In the intervening time, the patient was required to have a physical examination to maintain his commercial driver’s license. He was told that he could not be approved for licensure if he had a diagnosis of narcolepsy. He returned to our clinic and requested the medical director to review his case. The patient believed that his symptoms were possibly due to sleep apnea and other factors and that he was not suffering from narcolepsy. The director agreed that the narcolepsy diagnosis was equivocal and based this on the changing sleep schedule and mild OSA at the time of the first test. Unable to drive a truck, the patient had been working the night shift on the loading dock for the past several weeks. A PSG on bilevel PAP therapy with a MSLT along with human leukocyte antigen (HLA) testing was ordered. HLA is a type of genetic testing that is associated with narcolepsy and is much more commonly found in narcolepsy patients with cataplexy.1 The patient had not taken modafinil for 2 weeks prior to the clinic visit because he ran out of the prescription and did not obtain a refill. He was scheduled the following week for a day study with naps at night. He was to remain off the modafinil and was to adhere to a strict sleep schedule.
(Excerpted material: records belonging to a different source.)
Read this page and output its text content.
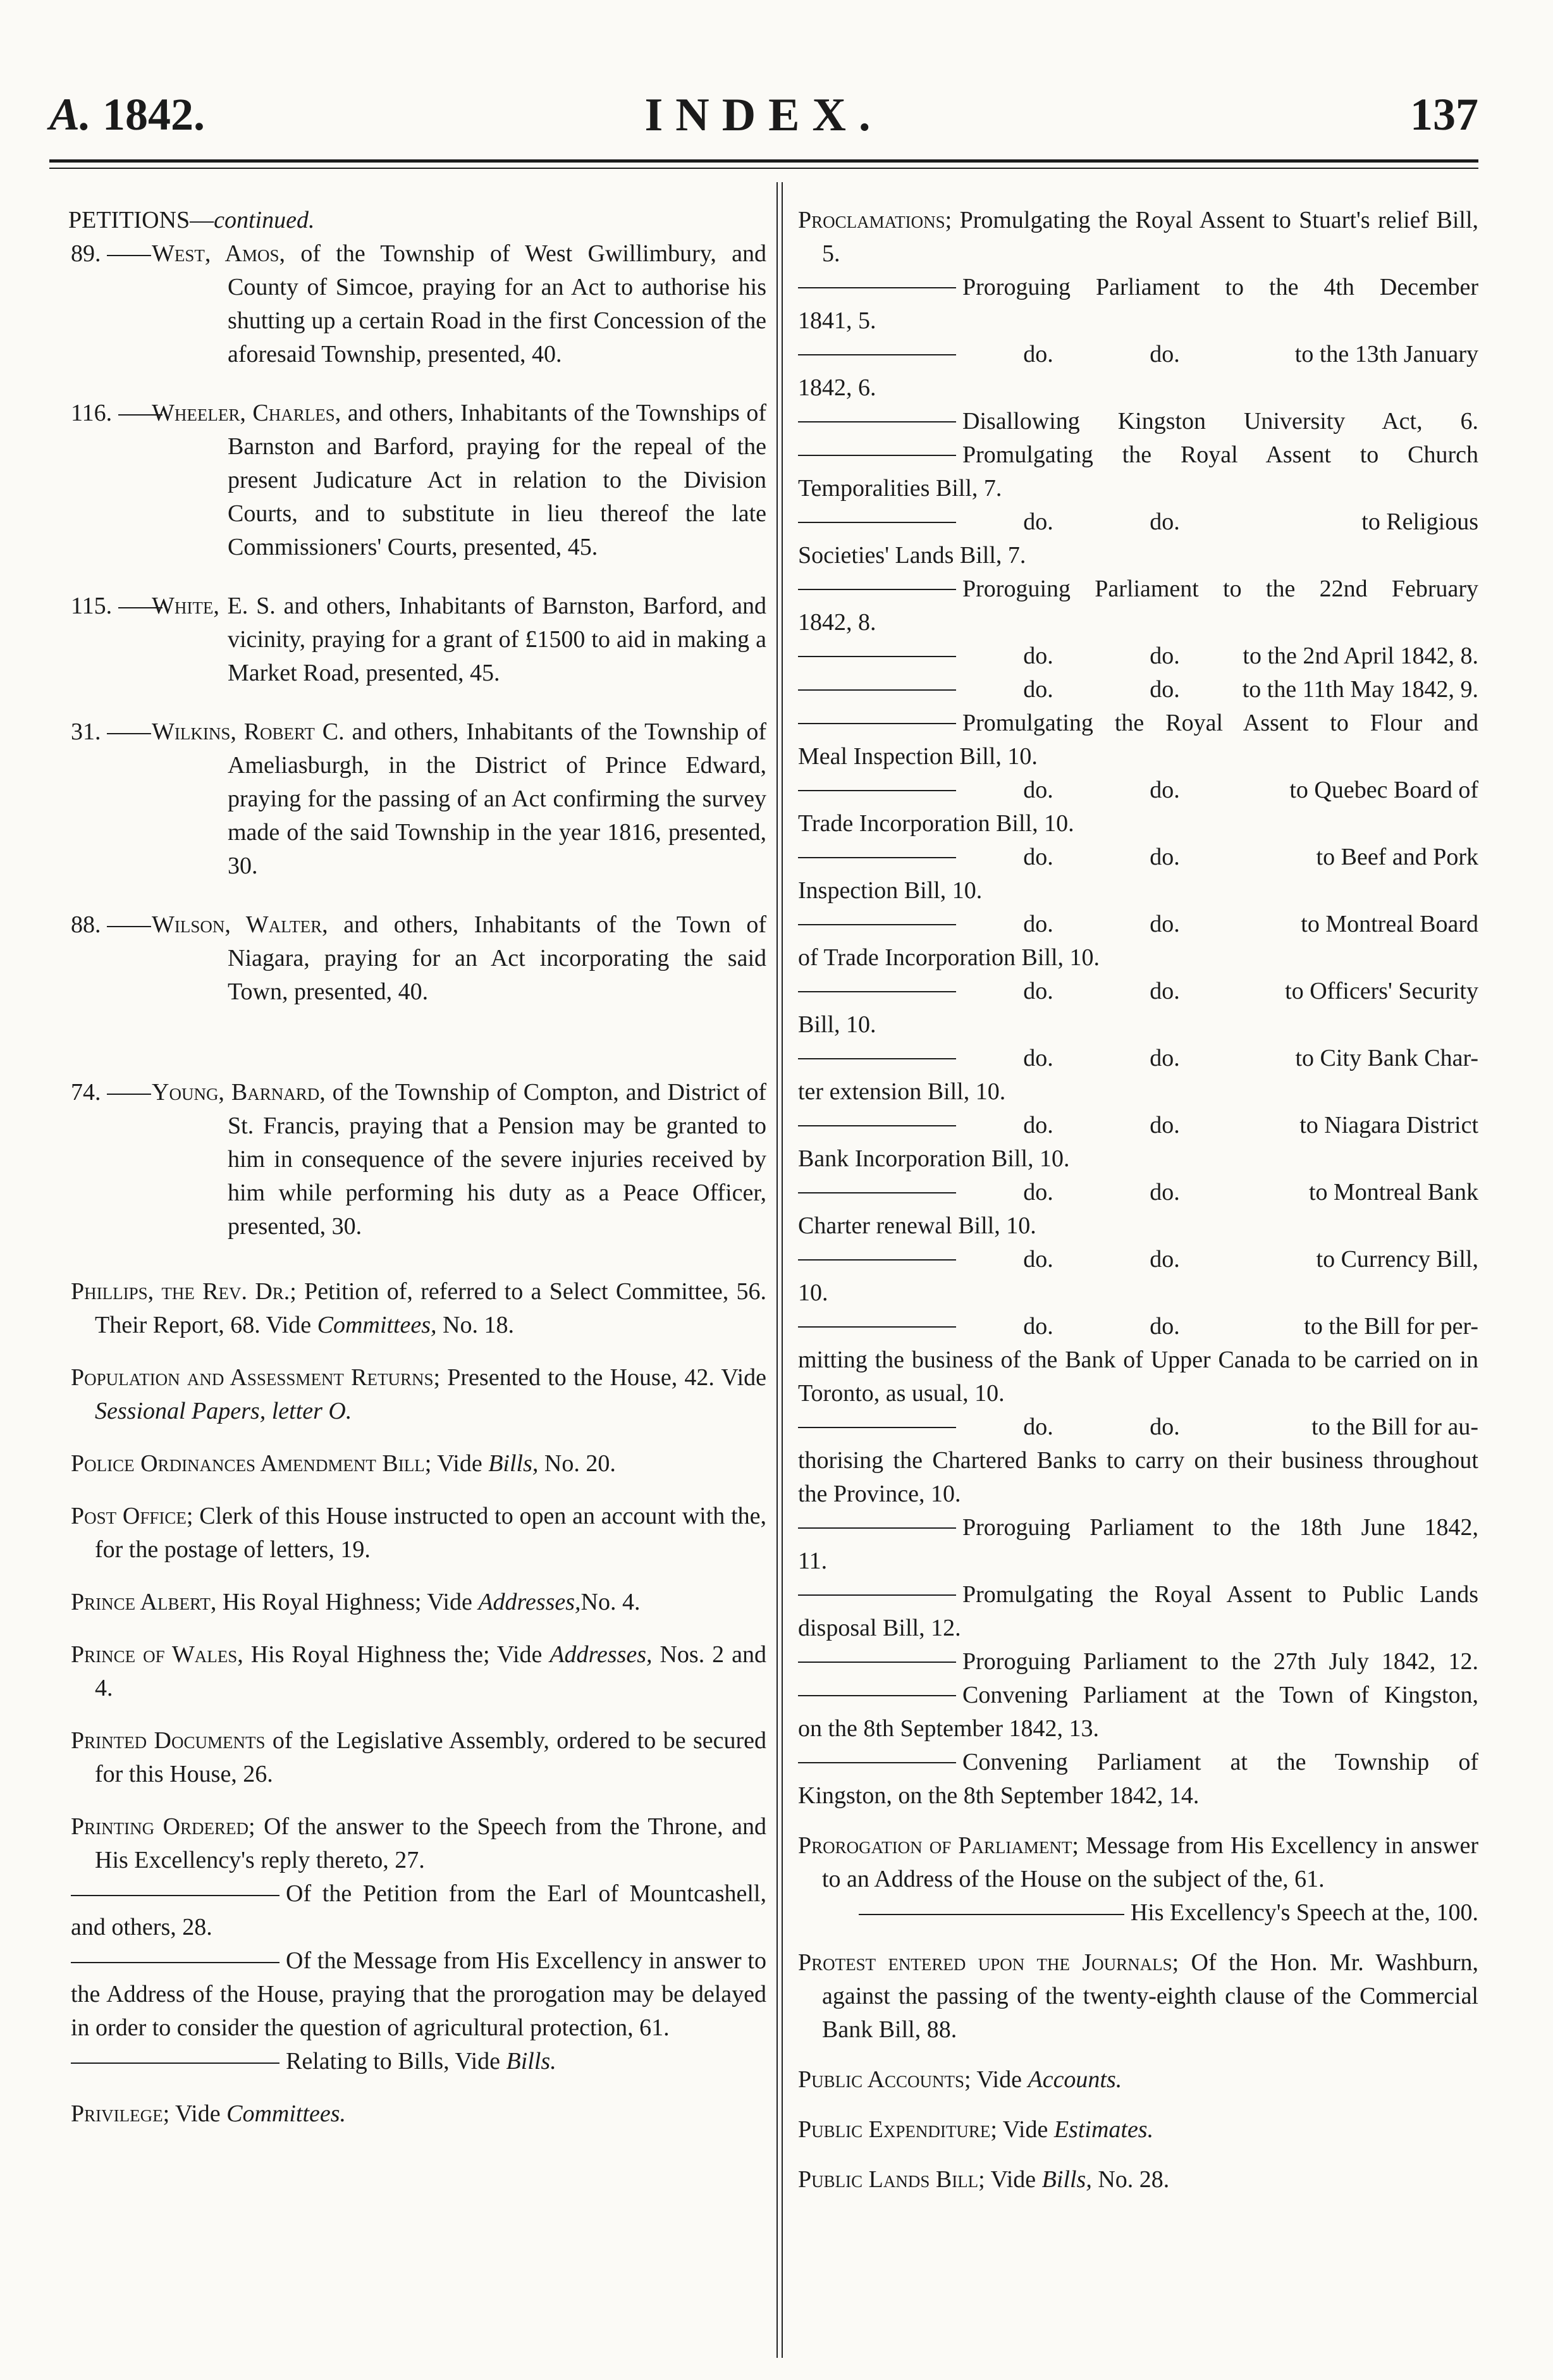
A. 1842.	INDEX.	137
PETITIONS—continued.
89.	West, Amos, of the Township of West Gwillimbury, and County of Simcoe, praying for an Act to authorise his shutting up a certain Road in the first Concession of the aforesaid Township, presented, 40.
116.	Wheeler, Charles, and others, Inhabitants of the Townships of Barnston and Barford, praying for the repeal of the present Judicature Act in relation to the Division Courts, and to substitute in lieu thereof the late Commissioners' Courts, presented, 45.
115.	White, E. S. and others, Inhabitants of Barnston, Barford, and vicinity, praying for a grant of £1500 to aid in making a Market Road, presented, 45.
31.	Wilkins, Robert C. and others, Inhabitants of the Township of Ameliasburgh, in the District of Prince Edward, praying for the passing of an Act confirming the survey made of the said Township in the year 1816, presented, 30.
88.	Wilson, Walter, and others, Inhabitants of the Town of Niagara, praying for an Act incorporating the said Town, presented, 40.
74.	Young, Barnard, of the Township of Compton, and District of St. Francis, praying that a Pension may be granted to him in consequence of the severe injuries received by him while performing his duty as a Peace Officer, presented, 30.
Phillips, the Rev. Dr.; Petition of, referred to a Select Committee, 56. Their Report, 68. Vide Committees, No. 18.
Population and Assessment Returns; Presented to the House, 42. Vide Sessional Papers, letter O.
Police Ordinances Amendment Bill; Vide Bills, No. 20.
Post Office; Clerk of this House instructed to open an account with the, for the postage of letters, 19.
Prince Albert, His Royal Highness; Vide Addresses,No. 4.
Prince of Wales, His Royal Highness the; Vide Addresses, Nos. 2 and 4.
Printed Documents of the Legislative Assembly, ordered to be secured for this House, 26.
Printing Ordered; Of the answer to the Speech from the Throne, and His Excellency's reply thereto, 27.
Of the Petition from the Earl of Mountcashell, and others, 28.
Of the Message from His Excellency in answer to the Address of the House, praying that the prorogation may be delayed in order to consider the question of agricultural protection, 61.
Relating to Bills, Vide Bills.
Privilege; Vide Committees.
Proclamations; Promulgating the Royal Assent to Stuart's relief Bill, 5.
Proroguing Parliament to the 4th December
1841, 5.
do.	do.	to the 13th January
1842, 6.
Disallowing Kingston University Act, 6.
Promulgating the Royal Assent to Church
Temporalities Bill, 7.
do.	do.	to Religious
Societies' Lands Bill, 7.
Proroguing Parliament to the 22nd February
1842, 8.
do.	do.	to the 2nd April 1842, 8.
do.	do.	to the 11th May 1842, 9.
Promulgating the Royal Assent to Flour and
Meal Inspection Bill, 10.
do.	do.	to Quebec Board of
Trade Incorporation Bill, 10.
do.	do.	to Beef and Pork
Inspection Bill, 10.
do.	do.	to Montreal Board
of Trade Incorporation Bill, 10.
do.	do.	to Officers' Security
Bill, 10.
do.	do.	to City Bank Char-
ter extension Bill, 10.
do.	do.	to Niagara District
Bank Incorporation Bill, 10.
do.	do.	to Montreal Bank
Charter renewal Bill, 10.
do.	do.	to Currency Bill,
10.
do.	do.	to the Bill for per-
mitting the business of the Bank of Upper Canada to be carried on in Toronto, as usual, 10.
do.	do.	to the Bill for au-
thorising the Chartered Banks to carry on their business throughout the Province, 10.
Proroguing Parliament to the 18th June 1842,
11.
Promulgating the Royal Assent to Public Lands
disposal Bill, 12.
Proroguing Parliament to the 27th July 1842, 12.
Convening Parliament at the Town of Kingston,
on the 8th September 1842, 13.
Convening Parliament at the Township of
Kingston, on the 8th September 1842, 14.
Prorogation of Parliament; Message from His Excellency in answer to an Address of the House on the subject of the, 61.
His Excellency's Speech at the, 100.
Protest entered upon the Journals; Of the Hon. Mr. Washburn, against the passing of the twenty-eighth clause of the Commercial Bank Bill, 88.
Public Accounts; Vide Accounts.
Public Expenditure; Vide Estimates.
Public Lands Bill; Vide Bills, No. 28.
The new testing showed an AHI of only 3.4 at a pressure setting of 11/5 CWP. Adequate time in all body positions was obtained and sleep architecture was normal. Latency to sleep was 7.5 minutes; latency to REM was 91 minutes; the MSLT yielded a mean sleep latency of 5 minutes with no SOREMP; and HLA typing yielded a negative result. The patient was restarted on 200 mg of modafinil twice per day along with bilevel PAP at 11/5 CWP. The patient had a repeat MSLT in 5 weeks, the results of which showed a mean sleep latency of 3.4 minutes and two SOREMPs despite strict adherence to treatment protocols.

Conclusion
The common thread to this case is the objective finding of severe hypersomnolence on every MSLT. As things stand, the patient is prevented from obtaining approval to drive trucks from the medical director. That much is certain. Is the patient narcoleptic? That is open to debate. Should he have had a CPAP titration study right after his initial PSG? I can hear a chorus forming on that question already. All first-night respiratory events were hypopneas and under the recently promulgated Centers for Medicare & Medicaid Services guidelines, it is doubtful the patient would have had an AHI of 5.0. His lowest desaturation was 91%, mean Sao2 was 95%, and range was 91%-96%. I would take issue with the fact that he was put on empiric CPAP. His sleepiness grew worse and very possibly was a result of pressure intolerance. A proper titration might have pinpointed issues sooner and saved the patient some stress. If he had cataplexy, diagnostic categorization might be simplified. In summary, the patient was sleepy and initially got much better clinically, although polysomnographically on the MSLT he did not. And then there was a clinical decline. Such a study serves to illustrate how important it is to always keep the big picture in mind. It raises more questions than answers and that is not always a bad thing.

James J. Kusina, BBA, RPSGT, is clinical coordinator, St Charles Mercy Hospital, Oregon, Ohio.

Reference
1. Mignot E. Pathophysiology of narcolepsy. In: Kryger MH, Roth T, Dement WC, eds. Principles and Practice of Sleep Medicine. 3rd ed. Philadelphia: WB Saunders Company; 2000:669-672.